11 marzo 2011, una data che in molti non potranno dimenticare. Sono già passati alcuni anni da quando in Giappone si aprì un’enorme ferita: ancora oggi si contano i danni provocati dal terremoto, dallo tsunami e dai reattori della centrale di Fukushima.
I numeri: 18.000 vittime tra morti e dispersi, un terremoto di magnitudo 9.0, più di 250.000 persone che ancora vivono in rifugi temporanei nelle zone colpite dal disastro.

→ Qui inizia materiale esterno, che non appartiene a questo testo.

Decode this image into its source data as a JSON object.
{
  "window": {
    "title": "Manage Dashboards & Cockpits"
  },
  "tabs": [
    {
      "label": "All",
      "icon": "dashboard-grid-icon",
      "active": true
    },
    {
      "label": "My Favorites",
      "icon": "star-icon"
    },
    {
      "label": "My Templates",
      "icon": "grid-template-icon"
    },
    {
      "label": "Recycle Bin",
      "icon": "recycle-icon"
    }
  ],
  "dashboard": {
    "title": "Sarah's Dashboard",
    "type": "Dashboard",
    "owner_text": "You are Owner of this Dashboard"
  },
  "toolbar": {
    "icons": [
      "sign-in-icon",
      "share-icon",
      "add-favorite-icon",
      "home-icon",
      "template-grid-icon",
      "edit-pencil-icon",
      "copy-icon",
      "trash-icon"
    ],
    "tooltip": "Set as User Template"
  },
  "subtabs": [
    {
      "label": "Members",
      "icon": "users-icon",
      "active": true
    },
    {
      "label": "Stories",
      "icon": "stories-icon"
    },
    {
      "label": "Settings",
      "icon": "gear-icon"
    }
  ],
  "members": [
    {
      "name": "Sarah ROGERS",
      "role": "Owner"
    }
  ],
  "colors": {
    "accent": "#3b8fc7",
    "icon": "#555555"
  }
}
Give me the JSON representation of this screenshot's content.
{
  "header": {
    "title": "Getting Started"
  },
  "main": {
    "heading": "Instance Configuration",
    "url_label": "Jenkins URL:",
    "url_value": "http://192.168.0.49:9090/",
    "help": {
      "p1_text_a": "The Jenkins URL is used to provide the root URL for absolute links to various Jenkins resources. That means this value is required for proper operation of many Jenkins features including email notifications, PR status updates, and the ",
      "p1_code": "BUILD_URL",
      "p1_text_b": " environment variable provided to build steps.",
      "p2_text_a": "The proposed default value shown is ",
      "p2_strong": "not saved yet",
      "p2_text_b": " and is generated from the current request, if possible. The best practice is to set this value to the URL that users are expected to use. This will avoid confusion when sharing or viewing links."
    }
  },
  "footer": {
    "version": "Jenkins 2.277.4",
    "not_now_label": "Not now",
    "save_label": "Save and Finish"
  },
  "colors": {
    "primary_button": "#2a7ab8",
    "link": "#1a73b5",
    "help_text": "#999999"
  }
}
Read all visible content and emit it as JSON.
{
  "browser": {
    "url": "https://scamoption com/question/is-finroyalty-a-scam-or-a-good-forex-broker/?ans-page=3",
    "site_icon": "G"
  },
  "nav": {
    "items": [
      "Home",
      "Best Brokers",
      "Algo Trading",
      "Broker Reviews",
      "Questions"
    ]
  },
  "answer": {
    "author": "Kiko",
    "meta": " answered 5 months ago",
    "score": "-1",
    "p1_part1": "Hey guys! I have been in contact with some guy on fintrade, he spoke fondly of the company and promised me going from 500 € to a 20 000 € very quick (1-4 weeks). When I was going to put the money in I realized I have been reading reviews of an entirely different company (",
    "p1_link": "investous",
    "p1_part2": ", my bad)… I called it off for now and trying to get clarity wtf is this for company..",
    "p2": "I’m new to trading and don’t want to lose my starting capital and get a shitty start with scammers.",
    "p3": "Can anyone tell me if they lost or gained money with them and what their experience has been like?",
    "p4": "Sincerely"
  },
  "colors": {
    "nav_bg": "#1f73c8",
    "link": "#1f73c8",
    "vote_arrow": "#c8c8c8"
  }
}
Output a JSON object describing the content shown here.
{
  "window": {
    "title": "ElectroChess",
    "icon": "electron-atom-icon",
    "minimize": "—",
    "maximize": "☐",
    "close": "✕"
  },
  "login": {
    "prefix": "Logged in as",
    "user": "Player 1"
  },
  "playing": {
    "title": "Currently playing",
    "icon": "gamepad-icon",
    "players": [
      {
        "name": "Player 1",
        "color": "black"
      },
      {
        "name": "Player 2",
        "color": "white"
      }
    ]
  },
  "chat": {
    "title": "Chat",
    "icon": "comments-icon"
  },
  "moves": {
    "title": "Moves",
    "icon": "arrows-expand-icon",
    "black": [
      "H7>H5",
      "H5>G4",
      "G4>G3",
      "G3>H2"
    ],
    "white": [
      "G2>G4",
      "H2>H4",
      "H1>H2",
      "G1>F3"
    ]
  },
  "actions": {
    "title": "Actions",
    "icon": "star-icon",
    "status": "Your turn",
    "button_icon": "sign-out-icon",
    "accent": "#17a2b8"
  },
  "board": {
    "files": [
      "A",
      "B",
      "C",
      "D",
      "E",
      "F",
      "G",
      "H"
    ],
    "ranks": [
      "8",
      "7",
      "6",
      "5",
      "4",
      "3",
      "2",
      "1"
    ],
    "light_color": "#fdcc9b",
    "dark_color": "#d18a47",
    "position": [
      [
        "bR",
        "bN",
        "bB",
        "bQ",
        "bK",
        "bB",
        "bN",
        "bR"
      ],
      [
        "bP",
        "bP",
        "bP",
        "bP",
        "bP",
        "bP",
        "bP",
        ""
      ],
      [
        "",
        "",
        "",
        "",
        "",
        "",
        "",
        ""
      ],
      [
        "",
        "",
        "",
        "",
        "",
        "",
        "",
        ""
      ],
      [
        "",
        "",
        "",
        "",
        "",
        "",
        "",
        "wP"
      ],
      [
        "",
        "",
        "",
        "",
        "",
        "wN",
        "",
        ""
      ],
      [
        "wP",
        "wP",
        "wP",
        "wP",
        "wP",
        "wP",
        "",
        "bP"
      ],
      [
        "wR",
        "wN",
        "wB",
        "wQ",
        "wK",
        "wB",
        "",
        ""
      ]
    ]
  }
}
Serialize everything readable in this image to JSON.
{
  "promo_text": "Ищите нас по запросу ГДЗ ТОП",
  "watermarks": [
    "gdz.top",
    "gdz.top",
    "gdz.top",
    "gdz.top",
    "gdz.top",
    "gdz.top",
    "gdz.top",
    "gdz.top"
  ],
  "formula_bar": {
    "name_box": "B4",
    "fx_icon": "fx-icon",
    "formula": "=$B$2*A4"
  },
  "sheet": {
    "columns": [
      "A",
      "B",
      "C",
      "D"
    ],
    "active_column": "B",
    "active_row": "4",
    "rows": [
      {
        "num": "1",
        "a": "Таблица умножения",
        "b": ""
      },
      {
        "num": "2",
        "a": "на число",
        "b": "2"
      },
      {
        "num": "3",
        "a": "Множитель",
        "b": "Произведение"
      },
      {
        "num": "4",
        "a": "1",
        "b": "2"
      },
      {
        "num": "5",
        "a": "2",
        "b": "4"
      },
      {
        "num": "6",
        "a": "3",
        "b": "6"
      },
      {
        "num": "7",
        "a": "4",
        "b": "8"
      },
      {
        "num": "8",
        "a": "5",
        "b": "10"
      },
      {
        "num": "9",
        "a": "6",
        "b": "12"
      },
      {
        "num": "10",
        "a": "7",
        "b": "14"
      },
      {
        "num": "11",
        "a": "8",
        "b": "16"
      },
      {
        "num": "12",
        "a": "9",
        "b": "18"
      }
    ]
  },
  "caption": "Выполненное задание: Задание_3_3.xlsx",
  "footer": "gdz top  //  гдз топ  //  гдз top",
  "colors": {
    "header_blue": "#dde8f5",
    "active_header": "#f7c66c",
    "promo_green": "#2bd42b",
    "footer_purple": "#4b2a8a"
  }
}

In aggiunta, tutt’oggi persiste l’incubo delle acque radioattive accumulate all’interno della centrale Dai-ichi di Fukushima, un impianto che sì si è stabilizzato ma in cui vengono ancora utilizzate ingenti quantità di acqua per raffreddare le anime fuse dei 3 reattori, acqua contaminata che dai serbatoi di stoccaggio in parte finisce nell’Oceano Pacifico.
Ora c’è la probabilità che il governo approvi un nuovo progetto di politica energetica post Fukushima che prevede l’aggiunta di fonti rinnovabili e combustibili fossili, senza però abbandonare l’idea del nucleare (dagli errori/orrori non si impara mai abbastanza) perché economicamente conveniente.